Esfandiar Rahim Mashaei, the head of president’s office under Ahmadinejad was officially charged last week over insulting the supreme leader, propaganda against the regime, illegal usage of government assets, insulting high ranking state officials and spreading lies.

Ahmadinejad accused the judiciary of corruption, tyranny and dictatorship and called the charges against his deputy Hamid Baghaei “fabricated”. Baghaei also has chosen to attack the judiciary as his defense strategy.

“I do not have 63 accounts, my daughter is not a spy, and I have not violated any laws in this country,” Baghaei said in a furious and sarcastic speech in front of the courthouse after the second session of his trial last month.

He was referring to two major accusations against Sadegh Larijani, the head of the judiciary.
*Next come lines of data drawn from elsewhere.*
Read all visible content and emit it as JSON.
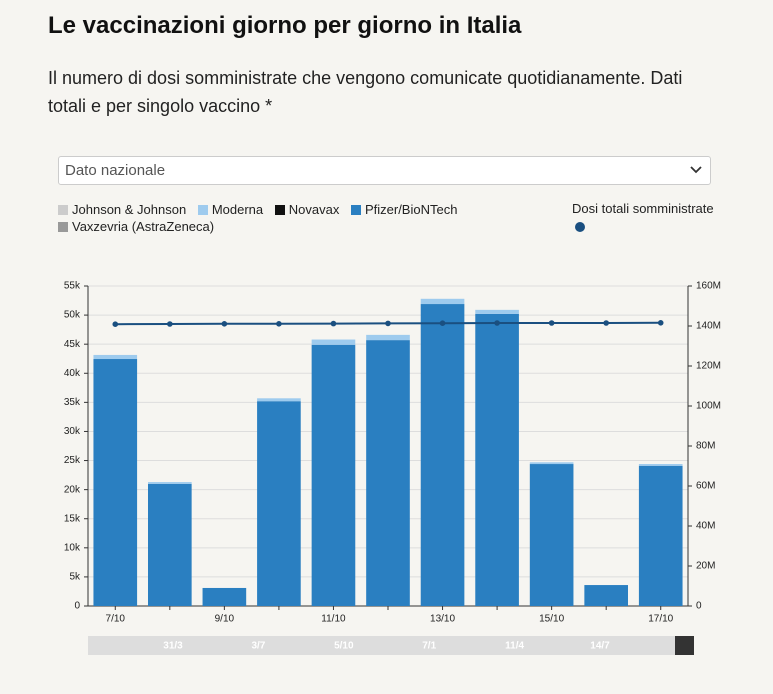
{
  "header": {
    "title": "Le vaccinazioni giorno per giorno in Italia",
    "subtitle": "Il numero di dosi somministrate che vengono comunicate quotidianamente. Dati totali e per singolo vaccino *"
  },
  "dropdown": {
    "selected": "Dato nazionale"
  },
  "chart_data": {
    "type": "bar",
    "stacked": true,
    "categories": [
      "7/10",
      null,
      "9/10",
      null,
      "11/10",
      null,
      "13/10",
      null,
      "15/10",
      null,
      "17/10"
    ],
    "series": [
      {
        "name": "Johnson & Johnson",
        "color": "#cccccc",
        "values": [
          0,
          0,
          0,
          0,
          0,
          0,
          0,
          0,
          0,
          0,
          0
        ]
      },
      {
        "name": "Moderna",
        "color": "#9ecbee",
        "values": [
          700,
          300,
          0,
          500,
          900,
          900,
          900,
          700,
          300,
          0,
          300
        ]
      },
      {
        "name": "Novavax",
        "color": "#111111",
        "values": [
          0,
          0,
          0,
          0,
          0,
          0,
          0,
          0,
          0,
          0,
          0
        ]
      },
      {
        "name": "Pfizer/BioNTech",
        "color": "#2a7fc1",
        "values": [
          42450,
          21000,
          3100,
          35200,
          44900,
          45700,
          51900,
          50200,
          24400,
          3600,
          24100
        ]
      },
      {
        "name": "Vaxzevria (AstraZeneca)",
        "color": "#999999",
        "values": [
          0,
          0,
          0,
          0,
          0,
          0,
          0,
          0,
          0,
          0,
          0
        ]
      },
      {
        "name": "Dosi totali somministrate",
        "type": "line",
        "axis": "y2",
        "color": "#1a4f80",
        "values": [
          140900000,
          141000000,
          141100000,
          141100000,
          141200000,
          141300000,
          141400000,
          141500000,
          141500000,
          141500000,
          141600000
        ]
      }
    ],
    "ylim": [
      0,
      55000
    ],
    "yticks": [
      0,
      {
        "value": 5000,
        "label": "5k"
      },
      {
        "value": 10000,
        "label": "10k"
      },
      {
        "value": 15000,
        "label": "15k"
      },
      {
        "value": 20000,
        "label": "20k"
      },
      {
        "value": 25000,
        "label": "25k"
      },
      {
        "value": 30000,
        "label": "30k"
      },
      {
        "value": 35000,
        "label": "35k"
      },
      {
        "value": 40000,
        "label": "40k"
      },
      {
        "value": 45000,
        "label": "45k"
      },
      {
        "value": 50000,
        "label": "50k"
      },
      {
        "value": 55000,
        "label": "55k"
      }
    ],
    "y2lim": [
      0,
      160000000
    ],
    "y2ticks": [
      0,
      {
        "value": 20000000,
        "label": "20M"
      },
      {
        "value": 40000000,
        "label": "40M"
      },
      {
        "value": 60000000,
        "label": "60M"
      },
      {
        "value": 80000000,
        "label": "80M"
      },
      {
        "value": 100000000,
        "label": "100M"
      },
      {
        "value": 120000000,
        "label": "120M"
      },
      {
        "value": 140000000,
        "label": "140M"
      },
      {
        "value": 160000000,
        "label": "160M"
      }
    ],
    "grid": true,
    "navigator_labels": [
      "31/3",
      "3/7",
      "5/10",
      "7/1",
      "11/4",
      "14/7"
    ]
  }
}
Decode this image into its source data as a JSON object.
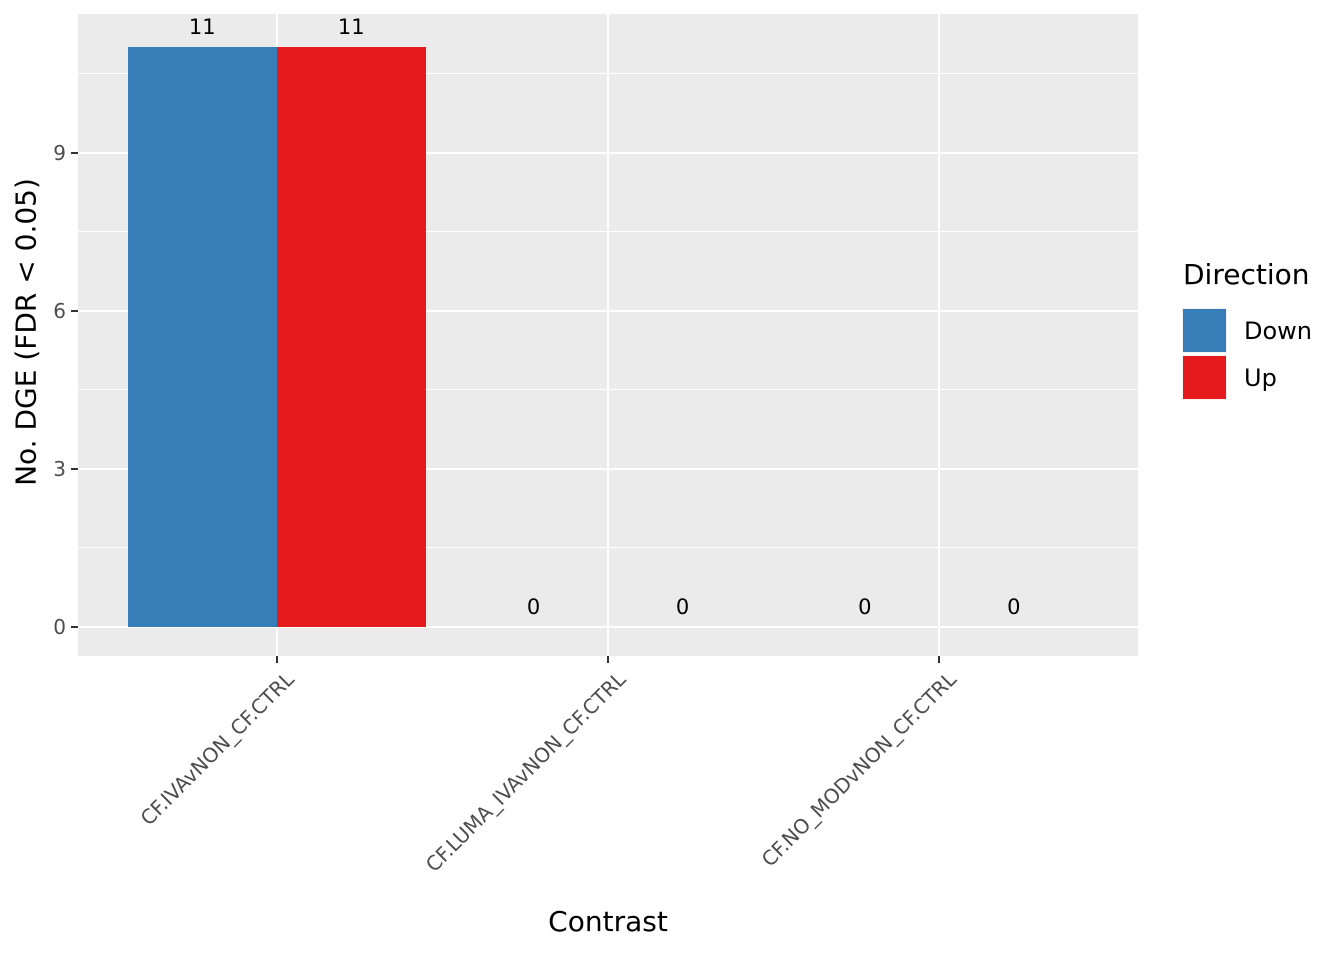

Because of these statements he was later charged with defamation of high-ranking officials. Facing a court case, Hamid Baghaei has taken refuge in a holy shrine in Iran, a centuries-old form of protest undertaken by those seeking to escape oppression at the hands of rulers, in October. Larijani has been reportedly transferring millions of dollars of his institution’s income to his private accounts. And according to unconfirmed reports, his daughter has been charged with espionage for British embassy in Tehran. The government and judiciary have denied both allegations.

Ahmadinejad also criticized the fact that, unlike many other countries, the prosecutors and prisons in Iran were under the control of the judiciary and said the judiciary has even handed over the supervision of some prison wards to the intelligence service and the revolutionary guards which is a clear violation of the law.

He described the death of a blogger Sattar Beheshti, 35, in the notorious Evin prison in 2012, as a result of having security and intelligence organs run the prisons and insisted, this was wrong and the judiciary was responsible for it. In his weblog, Beheshti had criticized the Iranian regime and its leader Ayatollah Khamenei for human rights violations and supporting the Lebanon’s Hezbollah. Beheshti died in custody a few days after his arrest.

When they violate the law in the case of the president’s deputy, “God may help the 17 million others who have a legal case in the judiciary,” Ahmadinejad said.

In the meantime, the pressure on Ahmadinejad and his allies continues. They have even tried the age-old tactic of taking refuge in a holy shrine, but it failed to achieve the desired result. Their ephemeral sit-in protest at the Shi’ite holy shrine of Shah Abdol-Azim in Shahr-e Rey, southern Tehran, ended when an alleged bunch of plainclothesmen stormed the shrine and battered the supporters of the former two-time president.